Authors: Sirui Xu, Hung Yu Ling, Yu-Xiong Wang, Liang-Yan Gui
Subjects: cs.CV, cs.GR, cs.RO
Abstract URL: https://arxiv.org/abs/2502.20390
Pdf URL: https://arxiv.org/pdf/2502.20390
Copy Paste: [[2502.20390]] InterMimic: Towards Universal Whole-Body Control for Physics-Based Human-Object Interactions(https://arxiv.org/abs/2502.20390)
Keywords: generative
Abstract: Achieving realistic simulations of humans interacting with a wide range of objects has long been a fundamental goal. Extending physics-based motion imitation to complex human-object interactions (HOIs) is challenging due to intricate human-object coupling, variability in object geometries, and artifacts in motion capture data, such as inaccurate contacts and limited hand detail. We introduce InterMimic, a framework that enables a single policy to robustly learn from hours of imperfect MoCap data covering diverse full-body interactions with dynamic and varied objects. Our key insight is to employ a curriculum strategy -- perfect first, then scale up. We first train subject-specific teacher policies to mimic, retarget, and refine motion capture data. Next, we distill these teachers into a student policy, with the teachers acting as online experts providing direct supervision, as well as high-quality references. Notably, we incorporate RL fine-tuning on the student policy to surpass mere demonstration replication and achieve higher-quality solutions. Our experiments demonstrate that InterMimic produces realistic and diverse interactions across multiple HOI datasets. The learned policy generalizes in a zero-shot manner and seamlessly integrates with kinematic generators, elevating the framework from mere imitation to generative modeling of complex human-object interactions.
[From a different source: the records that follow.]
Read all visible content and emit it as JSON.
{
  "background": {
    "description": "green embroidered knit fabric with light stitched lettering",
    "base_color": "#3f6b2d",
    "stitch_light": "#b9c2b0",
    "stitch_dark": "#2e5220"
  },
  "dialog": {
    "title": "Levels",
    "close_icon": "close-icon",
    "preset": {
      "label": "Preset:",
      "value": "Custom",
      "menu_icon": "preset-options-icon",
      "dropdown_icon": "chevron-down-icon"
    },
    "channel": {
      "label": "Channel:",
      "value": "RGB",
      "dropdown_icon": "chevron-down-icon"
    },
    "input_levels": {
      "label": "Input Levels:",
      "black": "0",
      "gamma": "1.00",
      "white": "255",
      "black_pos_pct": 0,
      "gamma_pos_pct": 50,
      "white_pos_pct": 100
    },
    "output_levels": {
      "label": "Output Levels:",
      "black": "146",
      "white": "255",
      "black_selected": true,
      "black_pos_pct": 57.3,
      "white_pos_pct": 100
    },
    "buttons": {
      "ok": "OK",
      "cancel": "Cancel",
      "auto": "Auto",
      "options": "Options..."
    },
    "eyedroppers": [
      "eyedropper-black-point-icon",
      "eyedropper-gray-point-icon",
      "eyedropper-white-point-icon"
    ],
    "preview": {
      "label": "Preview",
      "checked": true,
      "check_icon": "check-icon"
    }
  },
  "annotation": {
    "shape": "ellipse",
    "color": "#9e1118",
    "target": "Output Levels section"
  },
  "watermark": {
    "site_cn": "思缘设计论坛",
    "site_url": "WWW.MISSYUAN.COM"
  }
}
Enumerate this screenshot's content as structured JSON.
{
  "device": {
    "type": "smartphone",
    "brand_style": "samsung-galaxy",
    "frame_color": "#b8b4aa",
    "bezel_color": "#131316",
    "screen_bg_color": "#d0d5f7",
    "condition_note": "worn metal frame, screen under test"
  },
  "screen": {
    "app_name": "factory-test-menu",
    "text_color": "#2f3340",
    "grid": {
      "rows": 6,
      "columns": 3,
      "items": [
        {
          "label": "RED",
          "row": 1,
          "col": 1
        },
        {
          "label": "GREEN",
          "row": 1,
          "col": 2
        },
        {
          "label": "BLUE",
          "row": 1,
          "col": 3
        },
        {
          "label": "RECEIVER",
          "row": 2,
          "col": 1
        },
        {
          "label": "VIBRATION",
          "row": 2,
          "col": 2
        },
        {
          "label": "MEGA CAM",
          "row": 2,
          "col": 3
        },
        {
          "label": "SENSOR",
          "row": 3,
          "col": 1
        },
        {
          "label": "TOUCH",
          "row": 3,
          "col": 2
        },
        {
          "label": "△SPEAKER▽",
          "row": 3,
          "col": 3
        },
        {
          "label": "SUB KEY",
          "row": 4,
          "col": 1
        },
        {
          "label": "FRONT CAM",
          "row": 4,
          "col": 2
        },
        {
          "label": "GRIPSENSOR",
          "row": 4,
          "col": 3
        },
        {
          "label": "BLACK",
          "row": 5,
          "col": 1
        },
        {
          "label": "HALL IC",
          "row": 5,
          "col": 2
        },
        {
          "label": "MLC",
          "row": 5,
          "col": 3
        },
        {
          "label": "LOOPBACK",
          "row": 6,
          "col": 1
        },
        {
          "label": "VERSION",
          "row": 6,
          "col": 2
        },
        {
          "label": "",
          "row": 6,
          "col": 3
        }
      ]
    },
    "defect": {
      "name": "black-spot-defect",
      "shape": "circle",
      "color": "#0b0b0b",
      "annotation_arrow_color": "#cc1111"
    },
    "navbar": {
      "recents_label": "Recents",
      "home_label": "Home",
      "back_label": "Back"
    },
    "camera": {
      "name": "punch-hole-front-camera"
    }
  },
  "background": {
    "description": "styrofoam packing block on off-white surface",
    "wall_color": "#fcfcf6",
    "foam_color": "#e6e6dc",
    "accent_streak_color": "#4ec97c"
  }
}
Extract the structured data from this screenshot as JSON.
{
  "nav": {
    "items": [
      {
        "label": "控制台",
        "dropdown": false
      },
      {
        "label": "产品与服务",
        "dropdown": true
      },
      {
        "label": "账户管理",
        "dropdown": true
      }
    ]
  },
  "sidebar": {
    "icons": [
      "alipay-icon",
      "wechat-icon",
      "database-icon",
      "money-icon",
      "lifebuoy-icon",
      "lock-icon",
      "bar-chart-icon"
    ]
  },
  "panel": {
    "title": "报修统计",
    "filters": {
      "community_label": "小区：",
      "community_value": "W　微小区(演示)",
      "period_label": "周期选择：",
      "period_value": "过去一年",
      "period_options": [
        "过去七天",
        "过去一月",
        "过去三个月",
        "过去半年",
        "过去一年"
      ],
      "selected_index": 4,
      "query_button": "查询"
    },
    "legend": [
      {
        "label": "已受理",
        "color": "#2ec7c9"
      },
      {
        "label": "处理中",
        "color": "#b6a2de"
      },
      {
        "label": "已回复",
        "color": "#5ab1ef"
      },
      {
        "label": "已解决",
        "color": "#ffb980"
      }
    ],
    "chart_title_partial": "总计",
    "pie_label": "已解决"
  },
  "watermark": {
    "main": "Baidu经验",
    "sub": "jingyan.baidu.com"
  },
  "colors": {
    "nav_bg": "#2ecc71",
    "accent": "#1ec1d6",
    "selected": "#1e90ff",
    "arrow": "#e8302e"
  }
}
摘要：长期以来，实现与各种物体互动的人类互动的现实模拟一直是一个基本目标。由于复杂的人类对象耦合，对象几何形状的可变性以及运动捕获数据中的伪像，因此将基于物理的运动模仿扩展到复杂的人类对象相互作用（HOI）是具有挑战性的，例如不准确的接触和有限的手部细节。我们介绍了Intermimic，该框架使单个策略能够从不完美的MOCAP数据中鲁棒性地学习，涵盖了与动态和多样化对象的多元化相互作用。我们的主要见解是采用课程策略 - 完美，然后扩展。我们首先将特定于主题的教师政策培训，以模仿，重新制定和精炼运动捕获数据。接下来，我们将这些老师提炼为学生政策，教师作为在线专家提供直接监督以及高质量的参考。值得注意的是，我们将RL微调纳入了学生政策，以超越示范复制并实现更高质量的解决方案。我们的实验表明，间介绍会在多个HOI数据集中产生现实和多样化的相互作用。学识渊博的政策以零拍的方式概括，并与运动学发电机无缝集成，从而将框架从单纯的模仿到复杂人类对象相互作用的生成建模。